Let G = (V,E) be simple graph,

I need to prove for all vertices (x,y,z) of G, the follwoing are true:

1) There is a path from x to x.
2) If there is a path from x to y then there is path y -x.
3)If there is a path from x- y, and y-z then there is path x-z.

Now im not sure whats expected when proofing this.

Do i just say a path from x to x exists since its a path to itself?
and...
if a path x-y exists then there is a path y- x because x and y are two connected vertices by a edge?
and..
if there is a path from x-y, and y-z then there is a path x-z since vertices x and y are connected by an edge, and y-z is connected by an edge, this provides a path from vertices x to z through vertices y.

Id like some feedback if possible thanks.

Just work from the definitions and find a path that satisfies the conditions.

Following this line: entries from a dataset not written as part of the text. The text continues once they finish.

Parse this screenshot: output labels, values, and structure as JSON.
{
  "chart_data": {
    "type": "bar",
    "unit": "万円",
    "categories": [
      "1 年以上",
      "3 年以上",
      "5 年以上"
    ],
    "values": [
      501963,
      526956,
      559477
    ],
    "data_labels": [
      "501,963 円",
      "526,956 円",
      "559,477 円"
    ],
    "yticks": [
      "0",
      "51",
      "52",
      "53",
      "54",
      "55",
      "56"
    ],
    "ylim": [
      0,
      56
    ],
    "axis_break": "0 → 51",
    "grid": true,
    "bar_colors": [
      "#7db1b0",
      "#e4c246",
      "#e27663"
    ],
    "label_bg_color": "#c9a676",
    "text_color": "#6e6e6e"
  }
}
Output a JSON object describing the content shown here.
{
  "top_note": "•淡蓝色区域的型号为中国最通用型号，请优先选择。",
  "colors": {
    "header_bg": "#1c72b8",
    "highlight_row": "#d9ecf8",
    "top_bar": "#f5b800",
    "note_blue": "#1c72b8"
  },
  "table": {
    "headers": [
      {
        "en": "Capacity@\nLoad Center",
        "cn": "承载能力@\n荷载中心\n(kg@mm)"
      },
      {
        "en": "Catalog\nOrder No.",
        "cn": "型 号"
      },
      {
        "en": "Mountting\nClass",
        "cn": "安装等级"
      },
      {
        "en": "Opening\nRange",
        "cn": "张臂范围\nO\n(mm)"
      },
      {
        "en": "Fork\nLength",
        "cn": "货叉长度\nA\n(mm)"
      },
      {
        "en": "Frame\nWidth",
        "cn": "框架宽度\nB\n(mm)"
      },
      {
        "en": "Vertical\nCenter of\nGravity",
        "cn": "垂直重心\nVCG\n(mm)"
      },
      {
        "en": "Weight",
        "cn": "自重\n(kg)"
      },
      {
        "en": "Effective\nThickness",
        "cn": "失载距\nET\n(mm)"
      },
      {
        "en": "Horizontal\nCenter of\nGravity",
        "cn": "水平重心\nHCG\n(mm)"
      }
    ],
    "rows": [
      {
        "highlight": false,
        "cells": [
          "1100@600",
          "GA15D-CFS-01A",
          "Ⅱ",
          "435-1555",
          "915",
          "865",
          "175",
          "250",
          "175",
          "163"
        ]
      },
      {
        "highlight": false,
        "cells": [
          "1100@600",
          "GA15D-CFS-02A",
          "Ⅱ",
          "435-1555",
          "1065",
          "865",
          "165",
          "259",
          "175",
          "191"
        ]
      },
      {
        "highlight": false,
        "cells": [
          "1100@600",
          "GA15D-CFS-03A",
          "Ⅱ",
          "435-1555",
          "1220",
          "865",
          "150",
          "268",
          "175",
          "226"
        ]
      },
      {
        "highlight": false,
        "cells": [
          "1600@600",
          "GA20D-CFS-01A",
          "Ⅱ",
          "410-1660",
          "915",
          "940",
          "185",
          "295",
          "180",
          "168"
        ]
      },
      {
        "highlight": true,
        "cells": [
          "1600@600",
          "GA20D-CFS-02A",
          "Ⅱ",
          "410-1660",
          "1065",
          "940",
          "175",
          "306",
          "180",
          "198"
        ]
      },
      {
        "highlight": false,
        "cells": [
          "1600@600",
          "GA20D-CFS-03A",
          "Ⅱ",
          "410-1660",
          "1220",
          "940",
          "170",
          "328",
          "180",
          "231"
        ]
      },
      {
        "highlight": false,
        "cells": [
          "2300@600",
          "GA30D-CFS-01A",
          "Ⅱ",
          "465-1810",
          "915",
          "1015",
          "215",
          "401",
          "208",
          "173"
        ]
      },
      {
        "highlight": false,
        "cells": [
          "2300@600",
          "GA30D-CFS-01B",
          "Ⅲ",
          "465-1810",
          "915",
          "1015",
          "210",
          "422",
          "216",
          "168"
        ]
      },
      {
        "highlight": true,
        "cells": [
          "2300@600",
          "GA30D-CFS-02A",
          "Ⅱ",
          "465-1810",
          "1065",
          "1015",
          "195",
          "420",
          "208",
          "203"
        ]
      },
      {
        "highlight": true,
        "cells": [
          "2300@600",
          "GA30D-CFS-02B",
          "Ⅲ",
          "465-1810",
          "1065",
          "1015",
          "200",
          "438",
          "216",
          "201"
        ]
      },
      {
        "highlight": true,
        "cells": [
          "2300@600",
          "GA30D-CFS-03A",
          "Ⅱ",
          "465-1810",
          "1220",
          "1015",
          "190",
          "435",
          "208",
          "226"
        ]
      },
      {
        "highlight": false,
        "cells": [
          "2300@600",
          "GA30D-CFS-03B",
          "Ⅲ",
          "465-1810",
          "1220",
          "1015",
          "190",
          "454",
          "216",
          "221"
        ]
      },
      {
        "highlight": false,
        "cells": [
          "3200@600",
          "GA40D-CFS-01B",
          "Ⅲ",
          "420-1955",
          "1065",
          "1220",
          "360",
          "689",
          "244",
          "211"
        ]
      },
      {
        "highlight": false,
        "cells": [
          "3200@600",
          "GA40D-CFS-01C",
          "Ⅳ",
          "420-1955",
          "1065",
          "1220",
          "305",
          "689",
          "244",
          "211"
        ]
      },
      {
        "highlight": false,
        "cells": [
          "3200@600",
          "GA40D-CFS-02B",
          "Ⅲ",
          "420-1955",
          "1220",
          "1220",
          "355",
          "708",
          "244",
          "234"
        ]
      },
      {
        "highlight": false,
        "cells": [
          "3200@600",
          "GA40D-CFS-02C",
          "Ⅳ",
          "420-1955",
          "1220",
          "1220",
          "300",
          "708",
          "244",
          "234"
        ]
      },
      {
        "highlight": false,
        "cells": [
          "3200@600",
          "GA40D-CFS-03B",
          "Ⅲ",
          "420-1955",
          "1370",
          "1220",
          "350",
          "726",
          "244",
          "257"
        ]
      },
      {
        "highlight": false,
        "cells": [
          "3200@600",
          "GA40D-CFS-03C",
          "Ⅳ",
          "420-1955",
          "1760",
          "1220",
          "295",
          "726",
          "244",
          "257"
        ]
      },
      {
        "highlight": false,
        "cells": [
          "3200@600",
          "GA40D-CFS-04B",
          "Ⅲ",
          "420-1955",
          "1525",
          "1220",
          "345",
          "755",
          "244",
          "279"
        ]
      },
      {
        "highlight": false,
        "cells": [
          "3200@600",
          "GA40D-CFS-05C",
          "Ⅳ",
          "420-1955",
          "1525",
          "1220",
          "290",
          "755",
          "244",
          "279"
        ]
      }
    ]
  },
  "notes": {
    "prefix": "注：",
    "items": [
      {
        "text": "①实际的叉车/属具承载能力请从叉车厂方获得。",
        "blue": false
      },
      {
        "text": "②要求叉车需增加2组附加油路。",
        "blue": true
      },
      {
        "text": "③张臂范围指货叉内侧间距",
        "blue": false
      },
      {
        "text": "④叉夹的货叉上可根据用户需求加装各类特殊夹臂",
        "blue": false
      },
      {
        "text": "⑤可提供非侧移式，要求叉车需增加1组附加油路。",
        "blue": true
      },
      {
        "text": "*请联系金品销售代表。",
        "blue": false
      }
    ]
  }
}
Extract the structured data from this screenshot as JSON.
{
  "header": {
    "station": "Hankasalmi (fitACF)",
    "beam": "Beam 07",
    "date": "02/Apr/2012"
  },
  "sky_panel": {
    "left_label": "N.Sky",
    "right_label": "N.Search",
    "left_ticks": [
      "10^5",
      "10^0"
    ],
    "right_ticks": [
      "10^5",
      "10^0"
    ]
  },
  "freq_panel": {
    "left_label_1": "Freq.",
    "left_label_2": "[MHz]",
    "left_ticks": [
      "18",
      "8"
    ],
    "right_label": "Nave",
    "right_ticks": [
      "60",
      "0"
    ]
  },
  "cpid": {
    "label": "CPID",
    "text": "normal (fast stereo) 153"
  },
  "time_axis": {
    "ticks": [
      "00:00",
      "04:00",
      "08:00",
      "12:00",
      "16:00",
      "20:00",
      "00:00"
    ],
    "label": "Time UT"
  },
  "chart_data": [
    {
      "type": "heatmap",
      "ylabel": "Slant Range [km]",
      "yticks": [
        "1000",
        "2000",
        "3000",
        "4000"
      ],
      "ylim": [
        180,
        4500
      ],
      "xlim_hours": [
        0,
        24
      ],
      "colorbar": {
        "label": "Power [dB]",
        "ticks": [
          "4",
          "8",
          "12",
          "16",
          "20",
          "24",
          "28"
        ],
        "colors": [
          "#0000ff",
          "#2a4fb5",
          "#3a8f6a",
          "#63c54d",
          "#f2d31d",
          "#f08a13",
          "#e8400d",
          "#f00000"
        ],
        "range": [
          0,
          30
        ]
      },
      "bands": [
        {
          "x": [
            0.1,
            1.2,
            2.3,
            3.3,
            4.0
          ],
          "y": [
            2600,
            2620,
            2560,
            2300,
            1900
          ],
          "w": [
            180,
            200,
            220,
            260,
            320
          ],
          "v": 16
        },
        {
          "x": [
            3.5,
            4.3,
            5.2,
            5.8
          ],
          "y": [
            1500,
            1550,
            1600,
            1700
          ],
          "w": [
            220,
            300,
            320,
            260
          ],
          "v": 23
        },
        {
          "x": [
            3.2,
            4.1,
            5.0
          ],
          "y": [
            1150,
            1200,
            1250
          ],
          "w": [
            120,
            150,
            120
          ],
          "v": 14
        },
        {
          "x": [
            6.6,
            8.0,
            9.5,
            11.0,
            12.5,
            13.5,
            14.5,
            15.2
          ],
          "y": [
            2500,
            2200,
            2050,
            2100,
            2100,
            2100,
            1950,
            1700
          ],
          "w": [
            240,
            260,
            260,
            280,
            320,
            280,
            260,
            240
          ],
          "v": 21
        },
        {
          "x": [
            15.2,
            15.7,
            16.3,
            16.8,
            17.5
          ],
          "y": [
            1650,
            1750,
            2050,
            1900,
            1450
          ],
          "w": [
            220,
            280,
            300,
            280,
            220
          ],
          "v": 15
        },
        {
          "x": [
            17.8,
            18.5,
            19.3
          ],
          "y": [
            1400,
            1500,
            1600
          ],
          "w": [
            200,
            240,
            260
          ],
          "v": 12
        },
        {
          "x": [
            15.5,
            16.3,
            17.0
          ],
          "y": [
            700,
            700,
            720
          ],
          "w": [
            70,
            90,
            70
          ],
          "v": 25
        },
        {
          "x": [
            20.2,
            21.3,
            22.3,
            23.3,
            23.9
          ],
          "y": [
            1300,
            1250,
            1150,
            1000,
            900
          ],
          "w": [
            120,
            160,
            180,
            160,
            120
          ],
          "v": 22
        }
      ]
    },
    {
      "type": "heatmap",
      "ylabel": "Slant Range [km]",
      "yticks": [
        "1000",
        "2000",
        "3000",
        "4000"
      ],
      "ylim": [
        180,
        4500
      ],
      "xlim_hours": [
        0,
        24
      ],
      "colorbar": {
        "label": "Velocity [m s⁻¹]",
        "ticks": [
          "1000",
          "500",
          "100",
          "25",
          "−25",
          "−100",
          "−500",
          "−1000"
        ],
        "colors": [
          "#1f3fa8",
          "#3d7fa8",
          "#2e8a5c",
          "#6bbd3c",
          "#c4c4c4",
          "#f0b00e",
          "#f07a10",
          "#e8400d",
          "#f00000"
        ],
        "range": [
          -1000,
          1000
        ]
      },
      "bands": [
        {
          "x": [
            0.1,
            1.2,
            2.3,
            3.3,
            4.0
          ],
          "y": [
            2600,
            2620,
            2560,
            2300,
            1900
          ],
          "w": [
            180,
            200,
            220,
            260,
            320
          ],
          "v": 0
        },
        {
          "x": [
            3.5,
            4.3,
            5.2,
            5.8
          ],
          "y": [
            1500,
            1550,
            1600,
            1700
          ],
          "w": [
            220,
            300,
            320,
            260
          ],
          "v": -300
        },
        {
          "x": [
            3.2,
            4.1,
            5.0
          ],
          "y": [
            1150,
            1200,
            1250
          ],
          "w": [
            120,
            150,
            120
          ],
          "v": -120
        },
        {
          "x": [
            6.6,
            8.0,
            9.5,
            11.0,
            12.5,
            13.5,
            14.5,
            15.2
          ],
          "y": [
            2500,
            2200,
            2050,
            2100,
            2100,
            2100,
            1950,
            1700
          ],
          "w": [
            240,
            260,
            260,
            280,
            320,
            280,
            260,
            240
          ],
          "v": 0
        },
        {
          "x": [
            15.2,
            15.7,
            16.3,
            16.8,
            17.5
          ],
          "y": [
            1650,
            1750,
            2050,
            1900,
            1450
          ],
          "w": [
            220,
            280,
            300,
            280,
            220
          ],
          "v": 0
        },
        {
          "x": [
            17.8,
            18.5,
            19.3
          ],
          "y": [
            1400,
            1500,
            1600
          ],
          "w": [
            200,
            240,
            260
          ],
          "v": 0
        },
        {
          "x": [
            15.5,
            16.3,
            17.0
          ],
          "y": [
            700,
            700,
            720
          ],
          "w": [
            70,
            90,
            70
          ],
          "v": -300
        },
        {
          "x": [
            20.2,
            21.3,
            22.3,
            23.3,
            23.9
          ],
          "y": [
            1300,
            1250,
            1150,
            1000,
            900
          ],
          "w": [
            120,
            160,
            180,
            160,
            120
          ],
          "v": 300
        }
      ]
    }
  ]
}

1: You can take the vertice sequence {x} which starts and stops at x and exists by axiom.
2: if F: (a,b,...,z) is the path from x to y, then G: (z,...,b,a) is the path from y to x, which exists because every edge q in G exists by assumption since it exists in F.
3: if F: (a,b,...,m), G: (n,o...,z) are the respective paths from x to y and from y to z, then the path Ha,b,...,m,n,o,...,z) is the path from x to z, and all edges exist because they existed in F and G.

I couldn't be arsed with indices of the vertices, which you should use if you do this for homework, but using the alphabet is clearer.

General rule of thumb when solving these things: don't think too deeply and just construct the answers straight from the definition and question.